The European Commission’s European Innovation Summary, conducted by TrendChart, shows that the US and Japan are still far ahead of the 25 European Union member states, partly because of poor IT spending across Europe.

And the gap looks unlikely to close. The report says that many countries could take as long as 50 years to catch up.

‘The innovation scoreboard clearly shows we have to do more for innovation,’ said Günter Verheugen, European commissioner for enterprise and industry. ‘Boosting innovation is a major pillar in our Partnership for Growth and Jobs.’

The report lists information and communication technology as the second most innovative sector after electrical and optical equipment, while computer-related activities are third.

‘There is clear evidence that more innovative sectors tend to have higher productivity growth rates,’ said Verheugen.

Beatrice Rogers, senior programme manager for the knowledge economy at industry trade body Intellect, says the trends identified seem to match the UK’s environment closely.

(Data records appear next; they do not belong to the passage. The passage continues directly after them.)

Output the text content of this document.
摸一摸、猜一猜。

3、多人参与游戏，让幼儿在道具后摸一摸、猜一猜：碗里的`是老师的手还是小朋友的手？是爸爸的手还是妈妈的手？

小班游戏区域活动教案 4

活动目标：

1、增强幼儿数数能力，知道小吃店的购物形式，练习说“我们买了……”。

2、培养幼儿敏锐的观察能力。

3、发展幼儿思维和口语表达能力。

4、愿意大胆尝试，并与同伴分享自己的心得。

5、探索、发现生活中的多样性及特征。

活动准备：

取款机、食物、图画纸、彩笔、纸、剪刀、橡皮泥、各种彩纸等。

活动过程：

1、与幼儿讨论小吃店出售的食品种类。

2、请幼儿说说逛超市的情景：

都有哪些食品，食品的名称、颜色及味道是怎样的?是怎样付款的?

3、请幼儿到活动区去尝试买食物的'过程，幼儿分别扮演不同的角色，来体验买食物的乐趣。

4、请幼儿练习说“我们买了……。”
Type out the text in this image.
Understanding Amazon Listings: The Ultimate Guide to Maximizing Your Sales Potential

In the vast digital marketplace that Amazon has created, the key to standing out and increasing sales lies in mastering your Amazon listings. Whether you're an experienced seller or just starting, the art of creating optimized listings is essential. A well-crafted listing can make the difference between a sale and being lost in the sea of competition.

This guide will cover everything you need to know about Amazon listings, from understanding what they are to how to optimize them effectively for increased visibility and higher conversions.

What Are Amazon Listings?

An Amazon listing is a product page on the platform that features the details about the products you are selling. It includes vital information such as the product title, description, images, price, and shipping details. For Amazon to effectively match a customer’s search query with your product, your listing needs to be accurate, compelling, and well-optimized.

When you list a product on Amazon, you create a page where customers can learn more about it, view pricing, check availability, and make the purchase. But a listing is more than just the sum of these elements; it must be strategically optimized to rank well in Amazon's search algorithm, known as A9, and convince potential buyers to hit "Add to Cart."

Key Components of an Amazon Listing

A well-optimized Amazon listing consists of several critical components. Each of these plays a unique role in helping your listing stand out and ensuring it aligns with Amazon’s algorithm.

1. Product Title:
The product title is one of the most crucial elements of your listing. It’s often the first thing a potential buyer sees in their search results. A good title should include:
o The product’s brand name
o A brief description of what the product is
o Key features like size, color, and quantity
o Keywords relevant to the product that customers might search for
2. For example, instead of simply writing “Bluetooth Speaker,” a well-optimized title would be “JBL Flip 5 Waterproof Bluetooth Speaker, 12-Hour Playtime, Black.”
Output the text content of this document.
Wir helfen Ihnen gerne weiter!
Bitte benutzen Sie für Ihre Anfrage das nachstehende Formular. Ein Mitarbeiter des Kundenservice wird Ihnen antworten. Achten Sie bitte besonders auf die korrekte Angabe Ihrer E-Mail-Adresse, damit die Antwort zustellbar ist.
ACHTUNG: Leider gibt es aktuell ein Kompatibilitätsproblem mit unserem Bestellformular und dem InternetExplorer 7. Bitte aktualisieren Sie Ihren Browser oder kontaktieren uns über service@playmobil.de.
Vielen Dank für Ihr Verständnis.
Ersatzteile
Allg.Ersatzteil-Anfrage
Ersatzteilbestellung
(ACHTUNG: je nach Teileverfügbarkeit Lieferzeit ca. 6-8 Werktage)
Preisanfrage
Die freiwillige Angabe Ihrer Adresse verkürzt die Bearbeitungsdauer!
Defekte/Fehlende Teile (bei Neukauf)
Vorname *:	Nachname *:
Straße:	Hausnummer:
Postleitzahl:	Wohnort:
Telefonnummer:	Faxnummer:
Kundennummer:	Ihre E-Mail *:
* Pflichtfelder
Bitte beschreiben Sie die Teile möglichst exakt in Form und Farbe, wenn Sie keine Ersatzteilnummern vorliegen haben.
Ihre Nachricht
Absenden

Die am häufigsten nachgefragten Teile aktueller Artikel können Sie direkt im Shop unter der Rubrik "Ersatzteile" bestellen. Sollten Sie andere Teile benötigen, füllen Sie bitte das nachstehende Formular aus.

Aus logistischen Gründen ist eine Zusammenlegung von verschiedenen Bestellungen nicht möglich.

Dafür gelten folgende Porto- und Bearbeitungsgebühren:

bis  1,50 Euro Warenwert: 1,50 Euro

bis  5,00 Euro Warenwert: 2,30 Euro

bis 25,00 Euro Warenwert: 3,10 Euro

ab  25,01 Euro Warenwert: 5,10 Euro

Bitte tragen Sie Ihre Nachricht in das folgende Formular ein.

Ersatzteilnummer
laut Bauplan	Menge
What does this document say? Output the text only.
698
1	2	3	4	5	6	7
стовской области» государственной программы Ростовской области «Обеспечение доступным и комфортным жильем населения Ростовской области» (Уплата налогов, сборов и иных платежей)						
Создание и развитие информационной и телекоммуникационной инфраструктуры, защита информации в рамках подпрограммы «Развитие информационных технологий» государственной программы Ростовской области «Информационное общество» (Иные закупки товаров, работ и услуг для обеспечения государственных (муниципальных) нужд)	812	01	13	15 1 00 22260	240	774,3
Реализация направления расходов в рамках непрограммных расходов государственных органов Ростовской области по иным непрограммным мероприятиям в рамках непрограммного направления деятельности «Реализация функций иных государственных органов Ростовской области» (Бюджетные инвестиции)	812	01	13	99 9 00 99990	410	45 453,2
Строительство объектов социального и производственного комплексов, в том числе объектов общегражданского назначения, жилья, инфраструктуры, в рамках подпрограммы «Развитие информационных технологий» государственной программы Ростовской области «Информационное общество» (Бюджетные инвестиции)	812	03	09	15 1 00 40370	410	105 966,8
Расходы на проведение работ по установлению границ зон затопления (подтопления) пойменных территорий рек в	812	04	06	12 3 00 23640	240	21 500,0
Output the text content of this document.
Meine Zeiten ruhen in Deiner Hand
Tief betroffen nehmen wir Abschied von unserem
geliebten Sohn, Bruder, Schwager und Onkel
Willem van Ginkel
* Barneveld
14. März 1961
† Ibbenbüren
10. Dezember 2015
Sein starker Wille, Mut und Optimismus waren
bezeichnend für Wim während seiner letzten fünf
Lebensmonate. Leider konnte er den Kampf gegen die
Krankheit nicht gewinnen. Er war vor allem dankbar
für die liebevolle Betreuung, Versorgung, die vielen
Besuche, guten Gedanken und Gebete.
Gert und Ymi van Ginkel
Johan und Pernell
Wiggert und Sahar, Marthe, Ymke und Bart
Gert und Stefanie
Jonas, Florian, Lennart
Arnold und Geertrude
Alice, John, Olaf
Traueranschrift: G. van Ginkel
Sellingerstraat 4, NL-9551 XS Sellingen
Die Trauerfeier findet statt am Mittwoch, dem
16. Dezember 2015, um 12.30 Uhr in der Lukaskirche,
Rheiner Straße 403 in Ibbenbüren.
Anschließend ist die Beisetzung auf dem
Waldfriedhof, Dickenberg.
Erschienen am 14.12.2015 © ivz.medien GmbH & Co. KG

‘The UK is doing OK, but that does not make it cutting-edge or a world leader. It’s not what we wanted to be, but it is a good platform to grow from and to help inform policy.’

Rogers highlights three areas of concern from the report: the low level of business and academic collaboration; lack of exploitation of research and development; and a wider issue of low demand for innovative products.

‘It seems as if some of the greatest innovations have come out of the UK, but we have not been good at exploiting them,’ she said.

In October the European Commission unveiled an integrated innovation and research action plan, which aims to improve conditions for research and innovation through a variety of techniques and measures.

The plan proposes a shake-up of intellectual property rules, allocating more funds and boosting partnerships between universities and industry.

'Obviously we see technology as innovative,’ said Rogers. ‘But it is also a great facilitator for innovation, by helping people collaborate more effectively and work globally.’